AYO also brought an application to review the CIPC notice and ultimately set it aside.

Plaatjes said AYO had grown its business in South Africa and abroad and was well positioned to grow its business even further.

“The effect of this directive, if enforced (whether within 15 days or thereafter) is that AYO must return R4.3bn to the PIC; this notwithstanding the fact that it has acquired those funds pursuant to a valid transaction and the effect of returning it, at this stage, is to do untold harm to the business of AYO and the investment of its shareholders.

“Despite these dire consequences for AYO, it was neither consulted nor afforded a hearing prior to the issue of the notice.

“Surprisingly, in its letter of February 27, 2019, the CIPC takes the view that because the notice was issued to the PIC, the CIPC seemingly bore no obligation to afford AYO a hearing; it is contended that the PIC should make contact with AYO. I am advised the CIPC’s view is plainly wrong as a matter of law.”

The matter is set to be heard on Tuesday.

The PIC bought a 29% stake in the technology firm at R43 a share in the listing.

Media reports later alleged that the share price had been inflated, sparking questions from the JSE, the Financial Sector Conduct Authority, the PIC and CIPC.

On February 21, the CIPC issued an unprecedented compliance notice ordering the PIC to recoup its investments in AYO in what has been seen in some quarters as part of a “co-ordinated attack” on the Sekunjalo Group, which owns Ayo and Independent Media, the publishers of newspapers such as Sunday Independent, Sunday Tribune and Sunday Argus.

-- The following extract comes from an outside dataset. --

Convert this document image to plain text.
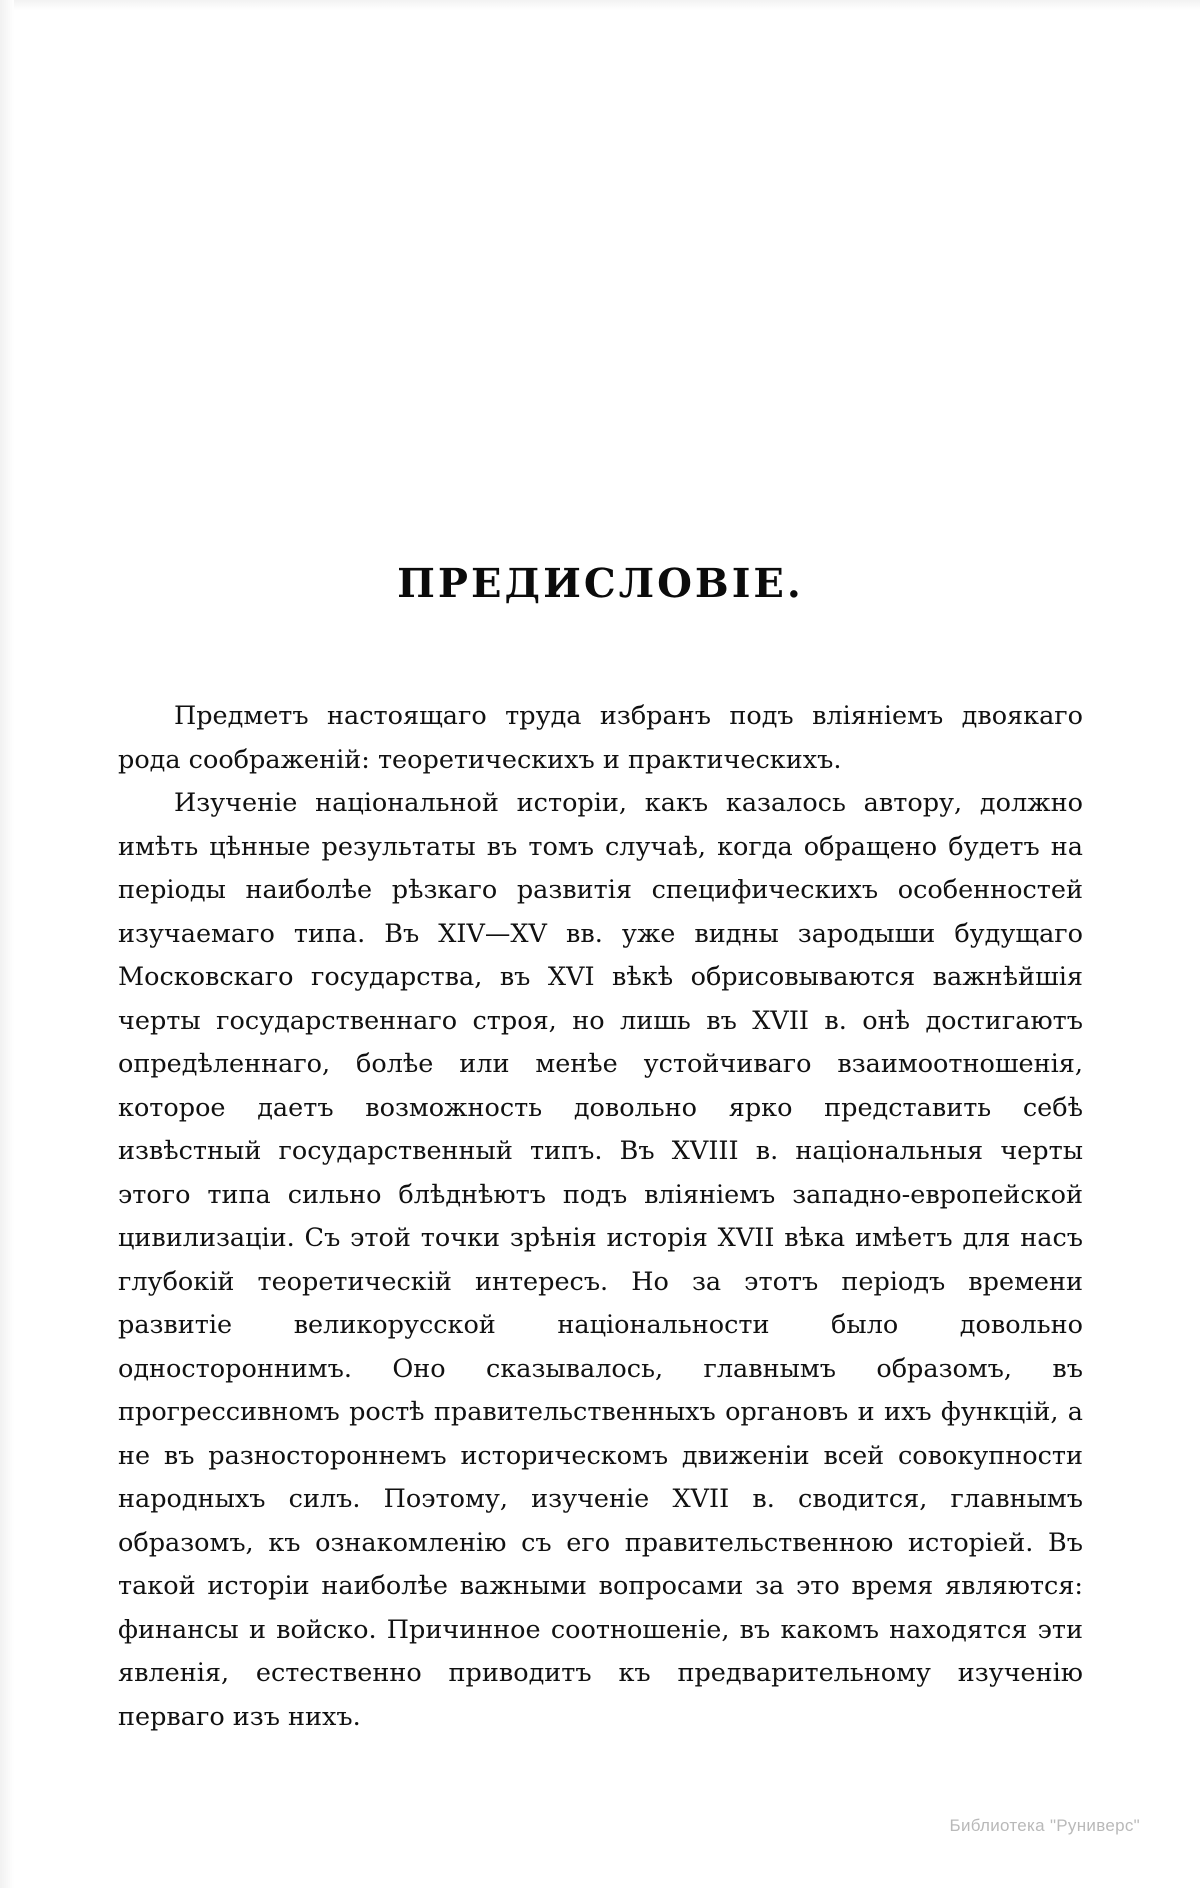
ПРЕДИСЛОВІЕ.

Предметъ настоящаго труда избранъ подъ вліяніемъ двоякаго рода соображеній: теоретическихъ и практическихъ.

Изученіе національной исторіи, какъ казалось автору, должно имѣть цѣнные результаты въ томъ случаѣ, когда обращено будетъ на періоды наиболѣе рѣзкаго развитія специфическихъ особенностей изучаемаго типа. Въ XIV—XV вв. уже видны зародыши будущаго Московскаго государства, въ XVI вѣкѣ обрисовываются важнѣйшія черты государственнаго строя, но лишь въ XVII в. онѣ достигаютъ опредѣленнаго, болѣе или менѣе устойчиваго взаимоотношенія, которое даетъ возможность довольно ярко представить себѣ извѣстный государственный типъ. Въ XVIII в. національныя черты этого типа сильно блѣднѣютъ подъ вліяніемъ западно-европейской цивилизаціи. Съ этой точки зрѣнія исторія XVII вѣка имѣетъ для насъ глубокій теоретическій интересъ. Но за этотъ періодъ времени развитіе великорусской національности было довольно одностороннимъ. Оно сказывалось, главнымъ образомъ, въ прогрессивномъ ростѣ правительственныхъ органовъ и ихъ функцій, а не въ разностороннемъ историческомъ движеніи всей совокупности народныхъ силъ. Поэтому, изученіе XVII в. сводится, главнымъ образомъ, къ ознакомленію съ его правительственною исторіей. Въ такой исторіи наиболѣе важными вопросами за это время являются: финансы и войско. Причинное соотношеніе, въ какомъ находятся эти явленія, естественно приводитъ къ предварительному изученію перваго изъ нихъ.

Библиотека "Руниверс"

Legal expert Zwakele Madonsela, from BZH Madonsela Attorneys, said the matter represented a potential reputational management disaster for the CIPC.

“It’s clear from the papers that the CIPC has overstepped the mark and did not apply their minds to the facts. They did not seek opinion from the PIC or AYO  and acted irrationally. Those are the facts according to both sets of papers.”

He added that the CIPC’s move had resulted in massive reputational harm to AYO.

“This smacks of possible collusion between someone from the PIC and CIPC. Any investment in South Africa can no longer be considered safe if the regulator can overstep its boundaries for no good reason without a court case or hearing the other side of the story.”

The CIPC could not be reached for comment by the time of publishing.

* Mdluli is a special investigations reporter for Voices360.